En 1900, Lili d’Alengy, célèbre courtisane parisienne, a un secret honteux - sa fille Tina, née avec un handicap. Peu disposée à s’occuper d’une enfant qui menace sa carrière, elle décide de quitter Paris pour Rome. Elle y fait la connaissance de Maria Montessori, une femme médecin qui développe une méthode d’apprentissage révolutionnaire pour les enfants qu’on appelle alors « déficients ». Mais Maria cache elle aussi un secret : un enfant né hors mariage. Ensemble, les deux femmes vont s’entraider pour gagner leur place dans ce monde d’hommes et écrire l’Histoire.
Léa Todorov signe un premier film fort avec La Nouvelle femme, portrait de la pédagogue qui a révolutionné les méthodes d'éducation des enfants au tout début du XXe siècle. Elle parvient à traiter de différents sujets captivants au sein de ce récit : parler d'émancipation féminine, du rôle de la mère dans nos sociétés, des problématiques liées à l'éducation... tous en replaçant les enfants en situation de handicap, appelés à l'époque "déficients" au cœur de la réflexion. Car c'est pour eux qu'a été développée à l'origine cette méthode d'apprentissage offrant plus d'autonomie aux élèves. Elle a si bien fonctionné qu'elle a ensuite été élargie aux écoles publiques, et a traversé les frontières.

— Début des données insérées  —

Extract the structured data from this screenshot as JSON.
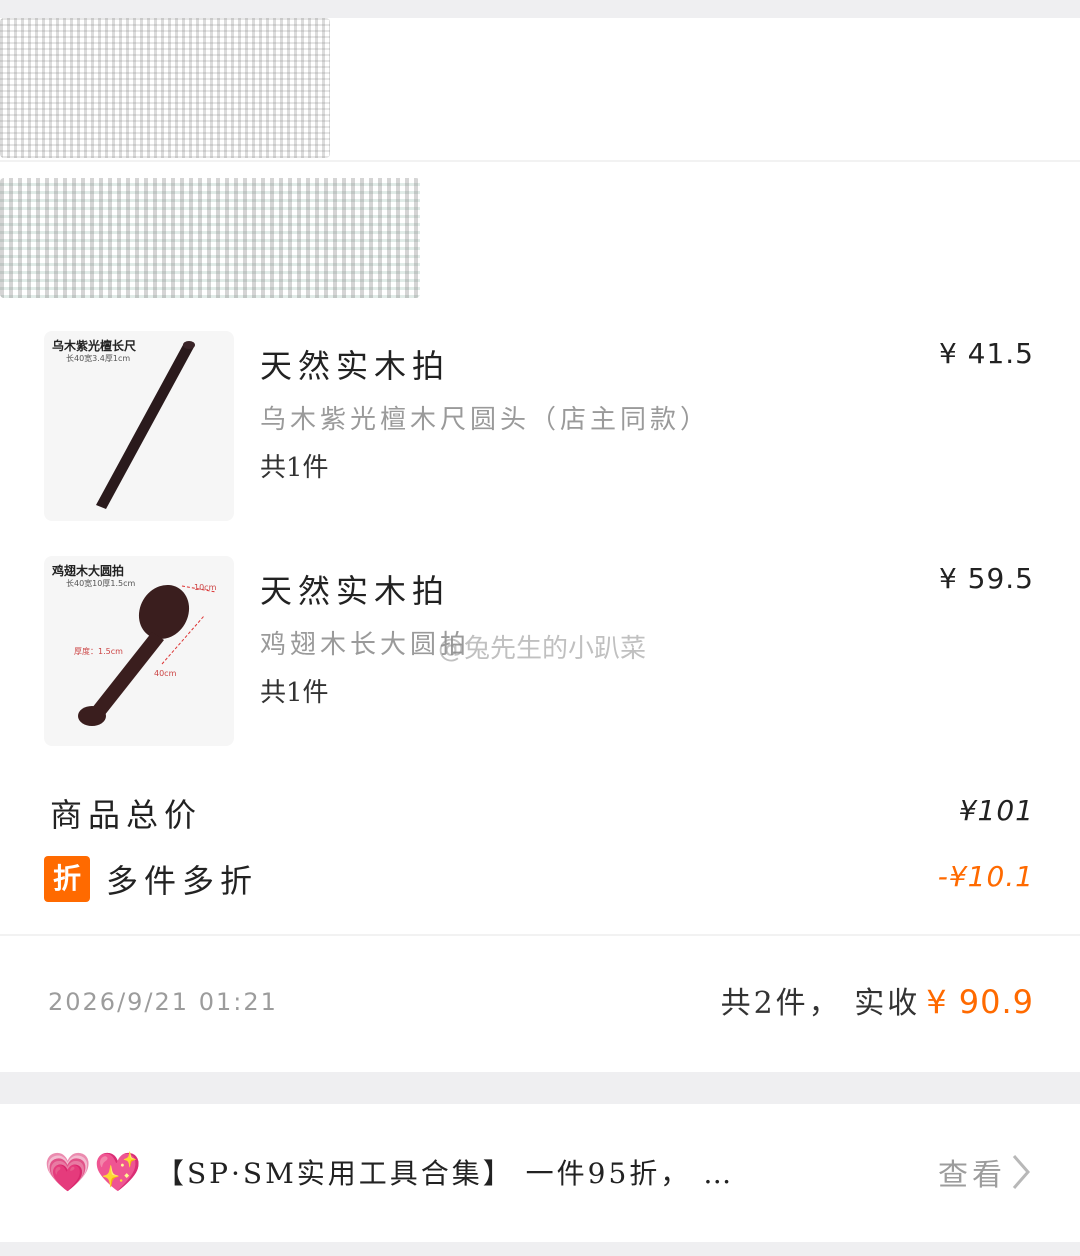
{
  "items": [
    {
      "thumb_title": "乌木紫光檀长尺",
      "thumb_sub": "长40宽3.4厚1cm",
      "name": "天然实木拍",
      "spec": "乌木紫光檀木尺圆头（店主同款）",
      "qty": "共1件",
      "price": "¥ 41.5"
    },
    {
      "thumb_title": "鸡翅木大圆拍",
      "thumb_sub": "长40宽10厚1.5cm",
      "thumb_labels": [
        "10cm",
        "厚度：1.5cm",
        "40cm"
      ],
      "name": "天然实木拍",
      "spec": "鸡翅木长大圆拍",
      "qty": "共1件",
      "price": "¥ 59.5"
    }
  ],
  "summary": {
    "total_label": "商品总价",
    "total_value": "¥101",
    "discount_badge": "折",
    "discount_label": "多件多折",
    "discount_value": "-¥10.1"
  },
  "order": {
    "time": "2026/9/21 01:21",
    "summary_prefix": "共2件， 实收",
    "amount": "¥ 90.9"
  },
  "promo": {
    "heart_1": "💗",
    "heart_2": "💖",
    "text": "【SP·SM实用工具合集】 一件95折， …",
    "view_label": "查看"
  },
  "watermark": "@兔先生的小趴菜",
  "colors": {
    "accent": "#ff6a00",
    "muted": "#9c9c9c"
  }
}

La Nouvelle femme : un premier film puissant, mené avec conviction par Jasmine Trinca et Leïla Bekhti [critique]Maria Montessori est une héroïne d'autant plus captivante que si elle a su transmettre ses convictions dans son travail comme personne, elle ne put élever comme elle l'entendait son propre fils. Un paradoxe qui intéressait particulièrement la réalisatrice, tout comme le fait de proposer avec son film le portrait -parfois sombre- de plusieurs femmes. Elle oppose ainsi à (Jasmine Trinca, particulièrement saisissante dans le rôle principal, un contrepoids via le personnage de Lili d'Alengy, une "coquette" interprétée par Leïla Bekhti. Une séductrice, mère malheureuse d'une fillette handicapée qu'elle ne parvient pas à élever. Et qui est totalement inventée.
D'où cette question : comment conçoit-on un "biopic fiction" ? Comment trouver la réalité d'une femme tout en lui opposant une interlocutrice qui n'a jamais existé ? Léa Todorov a énormément réfléchi à la question. Rencontrée au festival de Sarlat, où elle a reçu le prix du public – Jasmine Trinca a elle gagné le prix d'interprétation féminine-, la scénariste et réalisatrice nous livre sa propre méthode pour réussir son film sur Montessori.
Léa Todorov au festival de Sarlat, novembre 2023.
Partir d'idées fortes
"Il y a cette "malédiction des pédagogues" : quand j'écrivais, je pensais par exemple à Rousseau qui avait beaucoup écrit sur l'éducation et qui a abandonné tous ses enfants. C'est le premier exemple qui vient toujours en tête : comment quelqu'un qui a écrit L'Emile peut ne pas s'occuper de ses propres enfants ? Maria Montessori, effectivement, avait ce rapport compliqué avec son fils. Quand je travaillais sur le film sur l'éducation nouvelle (Révolution école 1918-1939, réalisé par Joanna Grudzinska en 2016, ndlr), on avait aussi beaucoup étudié le cas d'Adolphe Ferrière, qui était un grand pédagogue mais qui souffrait de surdité et dont le fils était l'énorme sujet de problèmes. Il était là avec tous ses principes... Sauf qu'avec son fils ça ne marchait pas. Il y avait cette résistance de l'enfant. Quand on est pédagogue, finalement, il faut s'adapter à chacun et les principes parfois ne valent que pour l'un et pas pour l'autre."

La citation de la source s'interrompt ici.